Before the job: set up the schedule of values right

Your schedule of values (SOV) is negotiated once and then governs every billing on the job. Two rules:

  • Break it down finer than you think you need. Big lump line items force you to argue percent complete; granular ones let you bill what’s visibly done. “Rough-in, floors 1–3” bills cleaner than “Rough-in.”
  • Front-load honestly. Weighting early activities (mobilization, submittals, layout) is normal and legitimate; inflating them invites an SOV fight and an auditor’s attention. What you want is an SOV that matches how your costs actually land.

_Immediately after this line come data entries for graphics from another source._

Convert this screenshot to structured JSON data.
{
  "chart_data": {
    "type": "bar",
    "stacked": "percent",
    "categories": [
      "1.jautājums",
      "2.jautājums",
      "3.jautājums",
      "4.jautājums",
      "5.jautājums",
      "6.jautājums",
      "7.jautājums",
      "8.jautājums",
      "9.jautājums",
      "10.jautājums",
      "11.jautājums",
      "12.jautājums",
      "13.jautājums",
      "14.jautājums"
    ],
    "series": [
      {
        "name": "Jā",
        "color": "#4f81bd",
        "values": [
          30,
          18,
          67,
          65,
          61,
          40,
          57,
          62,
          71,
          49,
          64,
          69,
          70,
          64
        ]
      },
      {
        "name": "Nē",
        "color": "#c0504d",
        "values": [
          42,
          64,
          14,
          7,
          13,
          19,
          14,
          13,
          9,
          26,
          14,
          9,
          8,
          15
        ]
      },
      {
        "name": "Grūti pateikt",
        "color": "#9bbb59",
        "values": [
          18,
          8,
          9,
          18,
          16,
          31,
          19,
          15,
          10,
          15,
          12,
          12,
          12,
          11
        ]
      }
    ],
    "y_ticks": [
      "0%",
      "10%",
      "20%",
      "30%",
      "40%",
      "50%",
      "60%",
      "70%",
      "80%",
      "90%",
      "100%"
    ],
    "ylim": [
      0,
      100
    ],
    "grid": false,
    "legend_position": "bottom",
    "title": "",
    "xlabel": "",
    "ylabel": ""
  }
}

Confirm the billing cutoff date and submission deadline at the preconstruction meeting and put them on the office calendar. Late pay apps often aren’t reviewed until the next cycle no matter how perfect they are.

The application itself

Most GCs want the AIA-style G702/G703 format or their portal’s equivalent. Every cycle, check:

  • Percent complete per line is defensible — your PM should be able to justify each number against field reports if asked
  • Stored materials are billed per the contract: on-site (or insured off-site with a bill of sale), documented with invoices, and listed separately
  • Change orders appear only after they’re executed, as their own SOV lines — burying CO work in base lines is how it gets double-questioned later
  • Retention is calculated at the contract rate and shown correctly against this period and to date
  • The math ties: previous applications + this period + retention = totals that match the GC’s log

California lien waivers: use the statutory forms

California is strict about waiver-and-release forms. Civil Code sections 8132–8138 prescribe four statutory forms — conditional and unconditional, each for progress and final payment — and a waiver that doesn’t substantially follow the statutory language is invalid, while an unconditional one signed before the money arrives is fully enforceable against you.

Working rules:

  • Exchange a conditional waiver for a check, an unconditional waiver only after it clears. That’s the entire system in one sentence.
  • Fill in the through date and exceptions carefully — disputed change orders and unbilled retention should be listed as exceptions, or the waiver may release them.
  • Collect the same waivers from your lower tiers and suppliers before releasing their money; the GC will demand them from you either way.

Retention and prompt payment

On California public works, retention is generally capped at 5 percent, and on private work whatever the contract says governs — but in both cases, state prompt-payment statutes put teeth behind the flow of money. Once the GC receives payment from the owner, your share is generally due within 7 days, and wrongfully withheld amounts accrue a 2 percent per month penalty plus attorney’s fees on the wrongfully withheld portion.

You don’t cite those statutes in a friendly email — but knowing them changes the tone of the unfriendly ones, and it tells you when a “we’re still waiting on the owner” story has expired.

The backup packet

Assemble the same packet every cycle so nothing is hunted for at the deadline: current certified payroll (on public work), lower-tier waivers, stored material documentation, executed COs billed this period, and updated as-builts or field reports if the contract requires them. One complete packet, submitted on time, every cycle — the GC’s payment reviewer learns your apps sail through, and that reputation is worth real days on every check.